NOITE DE ANIVERSÁRIO

É noite. Anoiteceu nesse dia que foi cinzento. Meus aniversários são sempre assim, não tem nada no lugar onde falta algo. Me acostumei. Comprei algumas bebidas pra tentar espairecer e me lembrar que, na vida, somos sozinhos. Não há nada que valha a pena, porque tudo nos traz sofrimento. O apego nos traz sofrimento. E nessa noite, entre poemas, cigarros e bebidas eu vejo que estava certo. A solidão é boa, mas machuca quando não se tem notícias de quem a gente ama. E não amar é tão fácil quando se está quebrado por dentro. E por fora.

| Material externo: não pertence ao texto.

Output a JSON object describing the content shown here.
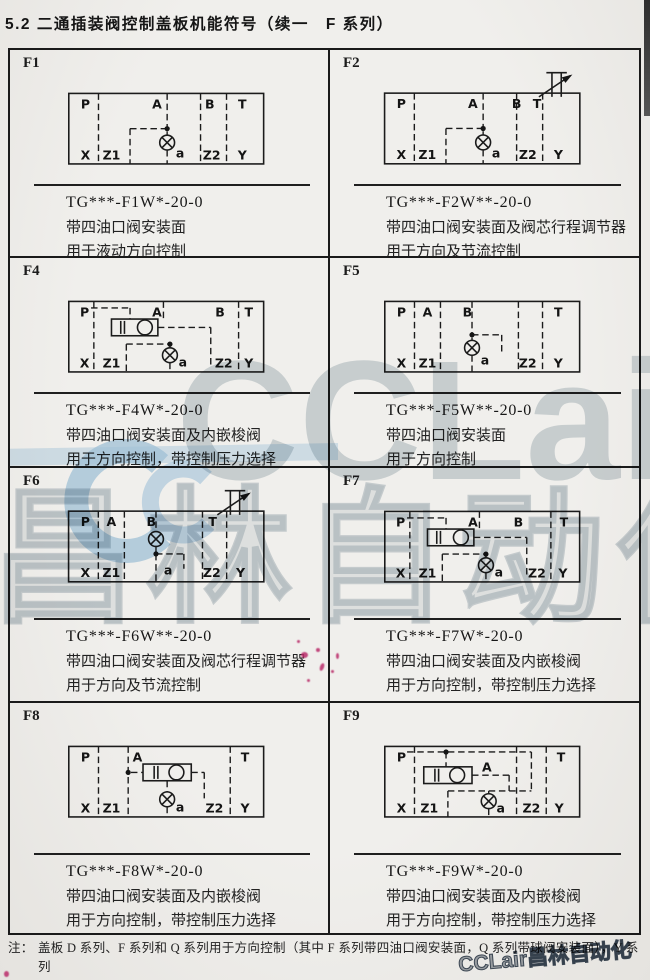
{
  "page": {
    "title": "5.2 二通插装阀控制盖板机能符号（续一　F 系列）"
  },
  "cells": [
    {
      "id": "F1",
      "code": "TG***-F1W*-20-0",
      "desc1": "带四油口阀安装面",
      "desc2": "用于液动方向控制",
      "ports_top": [
        "P",
        "A",
        "B",
        "T"
      ],
      "ports_bottom": [
        "X",
        "Z1",
        "Z2",
        "Y"
      ],
      "port_a": "a"
    },
    {
      "id": "F2",
      "code": "TG***-F2W**-20-0",
      "desc1": "带四油口阀安装面及阀芯行程调节器",
      "desc2": "用于方向及节流控制",
      "ports_top": [
        "P",
        "A",
        "B",
        "T"
      ],
      "ports_bottom": [
        "X",
        "Z1",
        "Z2",
        "Y"
      ],
      "port_a": "a"
    },
    {
      "id": "F4",
      "code": "TG***-F4W*-20-0",
      "desc1": "带四油口阀安装面及内嵌梭阀",
      "desc2": "用于方向控制，带控制压力选择",
      "ports_top": [
        "P",
        "A",
        "B",
        "T"
      ],
      "ports_bottom": [
        "X",
        "Z1",
        "Z2",
        "Y"
      ],
      "port_a": "a"
    },
    {
      "id": "F5",
      "code": "TG***-F5W**-20-0",
      "desc1": "带四油口阀安装面",
      "desc2": "用于方向控制",
      "ports_top": [
        "P",
        "A",
        "B",
        "T"
      ],
      "ports_bottom": [
        "X",
        "Z1",
        "Z2",
        "Y"
      ],
      "port_a": "a"
    },
    {
      "id": "F6",
      "code": "TG***-F6W**-20-0",
      "desc1": "带四油口阀安装面及阀芯行程调节器",
      "desc2": "用于方向及节流控制",
      "ports_top": [
        "P",
        "A",
        "B",
        "T"
      ],
      "ports_bottom": [
        "X",
        "Z1",
        "Z2",
        "Y"
      ],
      "port_a": "a"
    },
    {
      "id": "F7",
      "code": "TG***-F7W*-20-0",
      "desc1": "带四油口阀安装面及内嵌梭阀",
      "desc2": "用于方向控制，带控制压力选择",
      "ports_top": [
        "P",
        "A",
        "B",
        "T"
      ],
      "ports_bottom": [
        "X",
        "Z1",
        "Z2",
        "Y"
      ],
      "port_a": "a"
    },
    {
      "id": "F8",
      "code": "TG***-F8W*-20-0",
      "desc1": "带四油口阀安装面及内嵌梭阀",
      "desc2": "用于方向控制，带控制压力选择",
      "ports_top": [
        "P",
        "A",
        "T"
      ],
      "ports_bottom": [
        "X",
        "Z1",
        "Z2",
        "Y"
      ],
      "port_a": "a"
    },
    {
      "id": "F9",
      "code": "TG***-F9W*-20-0",
      "desc1": "带四油口阀安装面及内嵌梭阀",
      "desc2": "用于方向控制，带控制压力选择",
      "ports_top": [
        "P",
        "A",
        "T"
      ],
      "ports_bottom": [
        "X",
        "Z1",
        "Z2",
        "Y"
      ],
      "port_a": "a"
    }
  ],
  "footnote": {
    "label": "注：",
    "line1": "盖板 D 系列、F 系列和 Q 系列用于方向控制（其中 F 系列带四油口阀安装面，Q 系列带球阀安装面），Y 系列",
    "line2": "用于压力控制；J 系列用于组成减压控制单元。"
  },
  "watermark": {
    "big": "CCLair",
    "cn": "昌林自动化",
    "corner": "CCLair昌林自动化",
    "blue": "#a9cde7",
    "gray": "#94a4af"
  },
  "colors": {
    "paper": "#ecebe8",
    "ink": "#1b1b1b",
    "red_mark": "#ba2c6a"
  }
}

O cansaço me leva, ou melhor, me prende a um único lugar que me sinto bem: Trancado em meu apartamento, escutando um bom disco na vitrola, bêbado e fumando um baseado. É assim que surgem algumas das melhores idéias e inspirações.
Meu presente sou eu, comigo mesmo e um pouco mais de mim. E é o bastante, não é? Sentado na cama, escrevo pequenos textos que mais parecem confissões íntimas de uma mente nem tão perto de ser livre de si mesmo. Com saudade e tristeza misturados a choros e lembranças, aquela dor voltou e não sei uma maneira de expulsá-la novamente. É difícil. Muito complicado ser nós mesmos nesse mundo que insiste em querer nos mudar a todo momento, querendo fazer de nós algo que não somos. Em meio a tantas palavras eu ainda não sei o que falar, fico apenas a olhar para porta esperando que se abra e alguém entre para me salvar. Seja desse mundo ou pior: de mim mesmo. Há tempos que essa porta não é aberta, porque a chave está dentro de mim e isso basta. Basta pra eu saber que quem eu realmente espero é apenas eu mesmo. Será? Mas porque esse vazio e essa saudade de algo que nunca vi? Não sei explicar e nunca saberei. Sabe porque? Por que continuo a beber, fumar e a escrever coisas da minha cabeça, esperando que no futuro alguém leia e se identifique com algo que dói e machuca tanto. Tanto que ninguém imagina o que bate em meu peito, ou que bateu nele que o derrubou e nunca mais foi o mesmo, e talvez nunca será. Ha uma cura para isso? Eu também não sei explicar, não pergunte algo que não sei. O tempo é bom, mas é demorado, lento e sorrateiro que traz verdades mas também incertezas. Dessas que nos consomem por inteiro, fazendo a gente entrar em colapso com nós mesmos. Onde eu queria estar em meu aniversário? Provavelmente protegido e com um coração refeito dos cacos espalhados no chão, pela vida. É, vida, realmente sabe nos mostrar o que há de pior pra gente. Sim, o que há de pior. Tem o melhor, mas o pior? Ah, esse é arrebatador. São verdades, segredos, pensamentos e sonhos que mais tememos falar ou mostrar e a vida nos joga nesse mar de sensações que fazíamos questão de esconder. E pra que?
Continuo teclando, esperando algo acontecer nessa noite de comemoração, mesmo que a melhor companhia seja apenas eu. É uma celebração, eu acho. Ah, saudade. Que saudade. Escrevo para mim e apenas isso. Esperando algo ou alguém, enquanto olho a porta de entrada e saída, que mais teve saída do que tudo na vida. Assim é bom, que eu aprendo, nem que seja da pior maneira possível, que as coisas são passageiras. Nada é para sempre. Pessoas vem e vão e no final, existe apenas você no leito de morte enquanto lhe trazem comida e falam qualquer coisa para o tempo passar. Sem saber que o tempo para nesse momento. Simples assim. Enquanto isso fico aqui, sentado esperando você chegar para me levar pra longe. Espero aqui tentando criar o melhor poema, ou texto, que transmita o que realmente valeu a pena eu ter vivido.